As a female athlete, sports fan, and inhabitant of this planet, I am pumped for the Olympics. They begin this evening. The media provided a good deal of anticipatory coverage, looking at the games from many angles: London weather, steroids, sponsorship agreements, projected outcomes, and the list goes on and on. A few headlines about women in the games held my attention longer than the others:
- More women than men representing the US
The US will send more female than male athletes to the games for the first time this year. The female total reaches 269, eight more than the men on the roster.
- But not so in Saudi Arabia
This conservative country only recently lifted a ban on female participation in the Olympics. Keep in mind that women cannot legally drive in this country, and they’ve only recently been granted suffrage. They will vote in their first election in 2015. Sporting leagues for Saudi women often remain underground. Considering such barriers to athletic practices, it’s not surprising that the country has few athletes of Olympic caliber able to compete now that the ban is lifted. A conversation continues around Saudi Olympian Wojdan Ali Seraj Abdulrahim Shahrkhani and whether or not she can wear a headscarf during her judo competition.
- Ban lifted for women’s boxing
This will be the first year that female boxer’s will be able to compete in the Olympics. This sport held out as the last with no female counterpart until this year. Female boxers finally have the opportunity to demonstrate they have a place to fight in the ring, and not just ornament it as bikini-ed ring girls.
- Sexism remains
Not surprisingly, female athletes are still held to traditional standards of beauty.
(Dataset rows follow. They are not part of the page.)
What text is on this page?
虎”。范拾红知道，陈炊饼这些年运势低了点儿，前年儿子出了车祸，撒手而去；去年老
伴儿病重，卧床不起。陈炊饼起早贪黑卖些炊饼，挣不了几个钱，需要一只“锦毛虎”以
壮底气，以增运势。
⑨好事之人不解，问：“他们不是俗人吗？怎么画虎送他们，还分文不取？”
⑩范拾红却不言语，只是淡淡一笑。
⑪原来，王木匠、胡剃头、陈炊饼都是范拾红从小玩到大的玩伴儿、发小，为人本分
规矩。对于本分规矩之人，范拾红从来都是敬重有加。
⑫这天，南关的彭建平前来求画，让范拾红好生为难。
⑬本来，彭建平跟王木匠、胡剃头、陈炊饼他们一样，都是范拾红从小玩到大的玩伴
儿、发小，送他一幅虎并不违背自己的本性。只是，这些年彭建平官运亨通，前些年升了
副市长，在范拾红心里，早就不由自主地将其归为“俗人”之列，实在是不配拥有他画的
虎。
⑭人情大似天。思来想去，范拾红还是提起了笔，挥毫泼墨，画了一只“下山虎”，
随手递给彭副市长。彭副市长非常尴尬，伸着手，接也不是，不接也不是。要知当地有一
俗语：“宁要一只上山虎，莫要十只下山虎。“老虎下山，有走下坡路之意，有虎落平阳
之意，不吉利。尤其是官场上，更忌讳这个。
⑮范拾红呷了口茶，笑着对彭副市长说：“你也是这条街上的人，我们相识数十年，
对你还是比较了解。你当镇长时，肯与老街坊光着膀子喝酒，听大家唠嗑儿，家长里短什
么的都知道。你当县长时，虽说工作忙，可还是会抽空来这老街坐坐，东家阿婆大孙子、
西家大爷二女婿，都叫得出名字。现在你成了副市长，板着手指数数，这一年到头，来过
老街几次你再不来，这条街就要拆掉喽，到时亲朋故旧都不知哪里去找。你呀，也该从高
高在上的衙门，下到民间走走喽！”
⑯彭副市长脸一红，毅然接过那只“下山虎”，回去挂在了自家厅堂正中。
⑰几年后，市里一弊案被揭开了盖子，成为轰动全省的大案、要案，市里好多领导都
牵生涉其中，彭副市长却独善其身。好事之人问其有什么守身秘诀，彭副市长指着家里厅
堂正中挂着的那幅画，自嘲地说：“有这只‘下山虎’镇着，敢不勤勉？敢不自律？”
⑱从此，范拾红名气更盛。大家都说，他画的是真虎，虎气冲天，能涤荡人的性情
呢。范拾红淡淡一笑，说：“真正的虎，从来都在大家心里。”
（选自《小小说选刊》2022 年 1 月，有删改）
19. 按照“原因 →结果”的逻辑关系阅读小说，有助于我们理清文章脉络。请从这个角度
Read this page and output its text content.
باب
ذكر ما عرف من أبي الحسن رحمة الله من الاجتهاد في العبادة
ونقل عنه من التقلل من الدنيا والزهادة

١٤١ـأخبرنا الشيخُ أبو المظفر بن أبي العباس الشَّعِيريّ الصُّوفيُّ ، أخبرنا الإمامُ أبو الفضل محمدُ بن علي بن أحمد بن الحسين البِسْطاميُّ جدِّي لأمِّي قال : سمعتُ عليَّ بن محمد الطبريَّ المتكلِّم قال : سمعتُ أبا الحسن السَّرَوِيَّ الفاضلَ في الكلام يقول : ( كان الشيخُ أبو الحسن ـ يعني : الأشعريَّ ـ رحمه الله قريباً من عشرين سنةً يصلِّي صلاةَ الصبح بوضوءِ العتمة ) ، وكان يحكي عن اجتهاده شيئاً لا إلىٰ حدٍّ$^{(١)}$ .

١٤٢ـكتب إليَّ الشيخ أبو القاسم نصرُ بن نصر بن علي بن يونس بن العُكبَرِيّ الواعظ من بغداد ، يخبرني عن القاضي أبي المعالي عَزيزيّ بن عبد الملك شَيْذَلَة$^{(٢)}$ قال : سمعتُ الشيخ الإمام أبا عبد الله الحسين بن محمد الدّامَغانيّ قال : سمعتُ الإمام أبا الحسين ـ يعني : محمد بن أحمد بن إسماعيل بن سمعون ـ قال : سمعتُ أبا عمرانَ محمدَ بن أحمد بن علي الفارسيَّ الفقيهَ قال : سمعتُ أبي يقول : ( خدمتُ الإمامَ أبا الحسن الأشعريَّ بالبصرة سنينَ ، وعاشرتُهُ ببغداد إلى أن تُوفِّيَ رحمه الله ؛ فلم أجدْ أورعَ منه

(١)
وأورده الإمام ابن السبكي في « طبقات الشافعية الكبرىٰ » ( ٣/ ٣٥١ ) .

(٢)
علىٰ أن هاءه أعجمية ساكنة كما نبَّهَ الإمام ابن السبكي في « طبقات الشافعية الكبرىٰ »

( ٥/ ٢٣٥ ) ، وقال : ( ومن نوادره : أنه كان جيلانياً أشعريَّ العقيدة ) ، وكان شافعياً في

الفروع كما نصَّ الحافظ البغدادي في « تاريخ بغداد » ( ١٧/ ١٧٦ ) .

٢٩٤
Regardless of the sport or skill, Olympians tend to get extra attention if they’re considered beautiful or hot. One article on the US women’s soccer team faced criticism for its focus on looks and disregard for skills. That article began, “All of a sudden, the Olympics have got sexy. Really sexy.”
- There are only two genders in the Olympics
While the beautiful and feminine athletes get attention for their looks, the less feminine athletes face scrutiny. South African sprinter Caster Semenya had her gender called into question in 2009. After a series of confidential sex verification tests, Semenya was found to have high levels of testosterone and submitted to “treatment” to place her on more equal footing with her female competitors.
Regardless of the controversies humming around women and the Olympics, I am looking forward to seeing weeks of gender balanced sports. I like watching men compete too, but this is the only time every two years when female athletes vie equally for international attention.